Raised in Arkansas, she studied anthropology and musicology in Missouri. A tireless campaigner for black rights in trade unions, she was on the wanted list during the McCarthy era (1950-1956) of purges against suspected communist sympathisers. By then, she had left the USA and continued her studies at the School of Oriental and African Studies in London.

Jenkins joined the staff of the Horniman in 1954.

Her fieldwork brought a wealth of musical instruments to the Horniman and many fascinating recordings, a number of which were published.

Her original tapes, musical instrument collection and photographic archive were bequeathed to the National Museums of Scotland. The advent of portable and inexpensive recording equipment changed the face of ethnomusicology and collecting.

Jenkins’ work increased public awareness of the marvels of traditional music from Asia and Africa, at a time when such arts were scarcely known in the West, and helped to foster the current taste for World Music and provide a documentary record of musical traditions that have disappeared or changed beyond recognition.

In the early 1970s, as part of the World of Islam Festival, she was commissioned by the Festival Trust to acquire a large collection of musical instruments for an exhibition at the Horniman.

She travelled to most of the countries in the world where Islam was practised as the state religion or which had come under its influence in the past, from Southern Italy to China. Besides the musical instrument collection, her work on this project also resulted in a series of 6 LP recordings of the musical traditions from different cultural areas.

Photography Pioneer Anna Atkins

Born in 1799, Anna Atkins was the daughter of John George Children, a scientist and fellow of the Royal Society. He was very supportive of her scientific interests at a time when women were not welcomed into that sphere.

Atkins was a keen artist, in drawing, watercolour and lithography, as well as an enthusiastic botanist.

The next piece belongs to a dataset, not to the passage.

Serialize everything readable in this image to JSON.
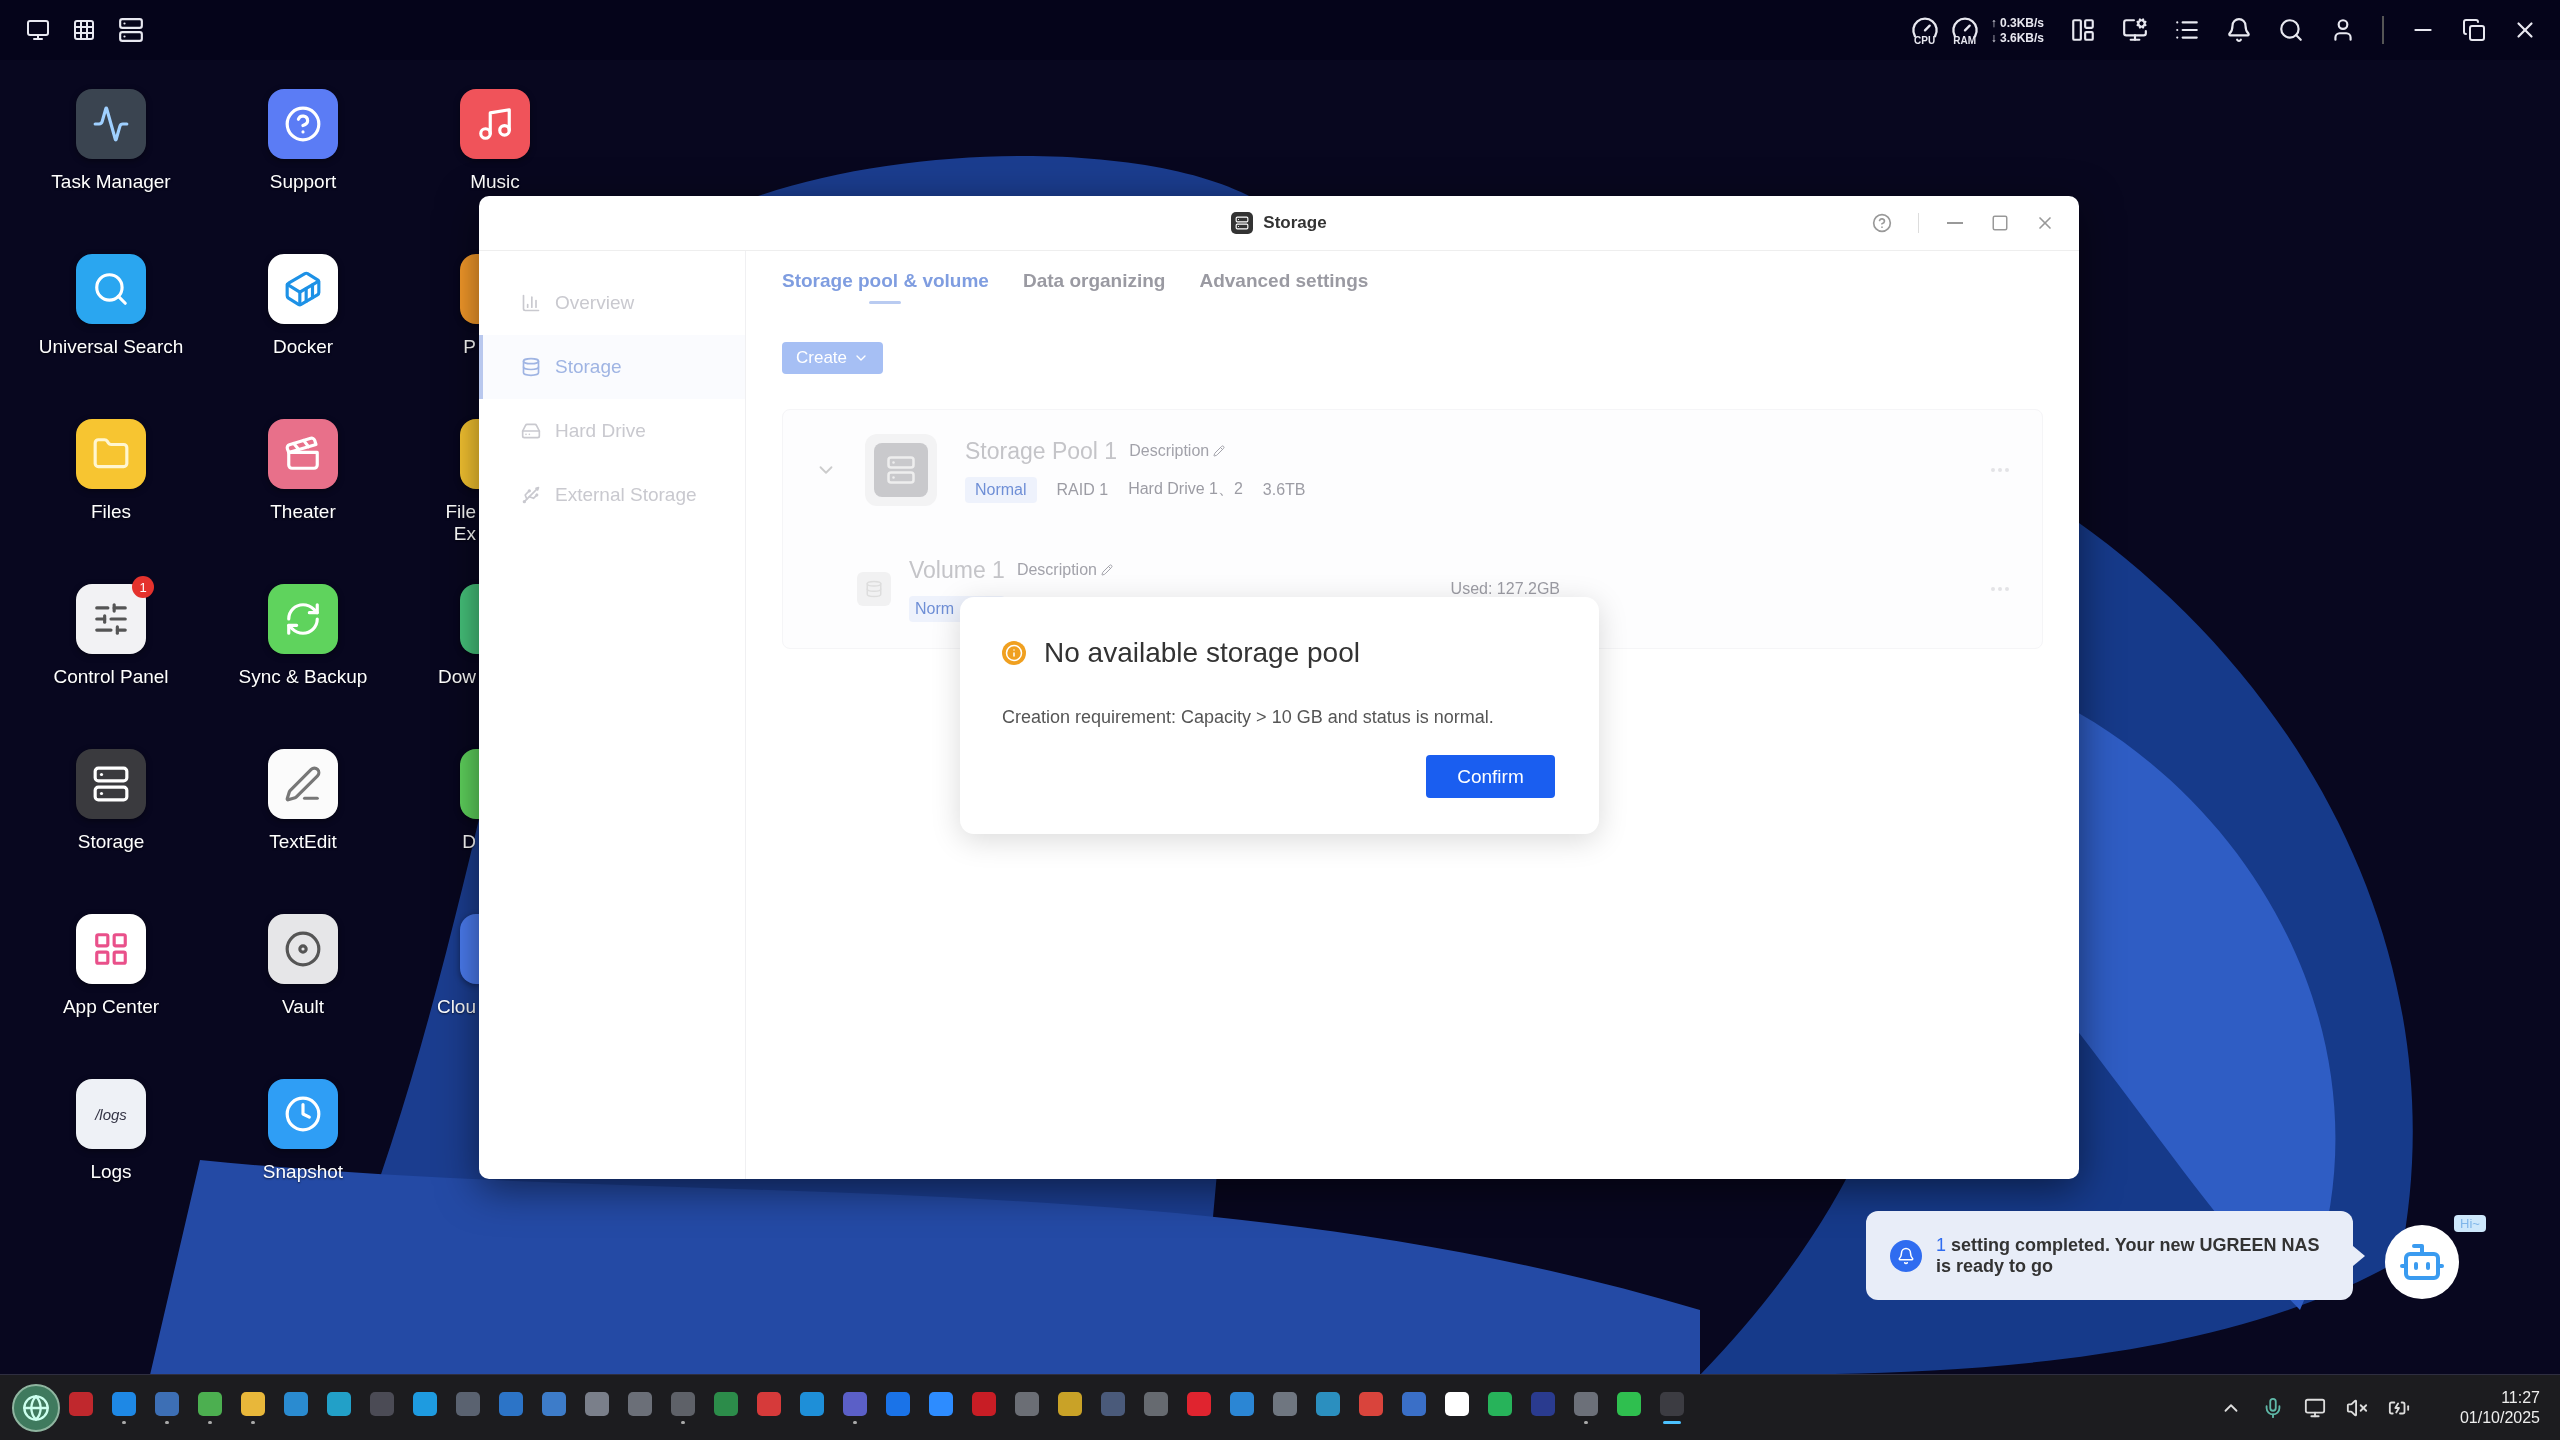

She recognised that cyanotypes (a family friend’s new invention) offered an opportunity to approach botanical illustration in different way.

In 1843, Atkins started work producing the cyanotypes that would make up Photographs of British Algae: Cyanotype Impressions.

Atkins produced the work over a period of 10 years between 1843 and 1853.  She distributed it in parts to a number of recipients who then bound the work themselves.

With Photographs of British Algae, Anna Atkins produced the first ever photographically illustrated book and is considered by some to be the first ever female photographer.

Theatre Pioneer Annie Horniman

Annie Elizabeth Fredericka Horniman (3 October 1860 – 6 August 1937) was born at Surrey Mount, Forest Hill, London, in 1860.

She was the elder child of Frederick John Horniman and his first wife Rebekah; Frederick was a tea merchant and the Horniman’s founder.

She is most well known for using £25,000 of the family’s tea fortune to buy Manchester’s Gaiety Theatre, intent on bringing classics and new locally written plays to working class audiences.

Annie was an English theatre patron and manager. She established the Abbey Theatre in Dublin and founded the first regional repertory theatre company in Britain at the Gaiety Theatre in Manchester.

She encouraged the work of new writers and playwrights, including W. B. YeatsGeorge Bernard Shaw and members of what became known as the Manchester School of Dramatists.

Dance Expert Beryl De Zoete

Beryl de Zoete (1879-1962) was a dance researcher and critic as well as a trained ballet dancer.

She travelled widely to explore dance in different countries and cultures, especially in South and South East Asia.

In 1935 she went to Bali, Indonesia and wrote the book ‘Dance and Drama in Bali’ with the German artist Walter Spies (1895-1942). It was the first serious study of the topic. Copies can be found in the Horniman’s library.

A number of objects collected by Beryl de Zoete are in the Horniman’s collections, as well as more than 2,500 photos, mostly taken by her in Bali between 1934-36 (and also film footage taken from the same period), along with images from India and Romania, countries where she was researching dance.

Anthropologist Nancy Stanfield

Anthropologist Nancy Stanfield studied at the Royal College of Art in the 1920s.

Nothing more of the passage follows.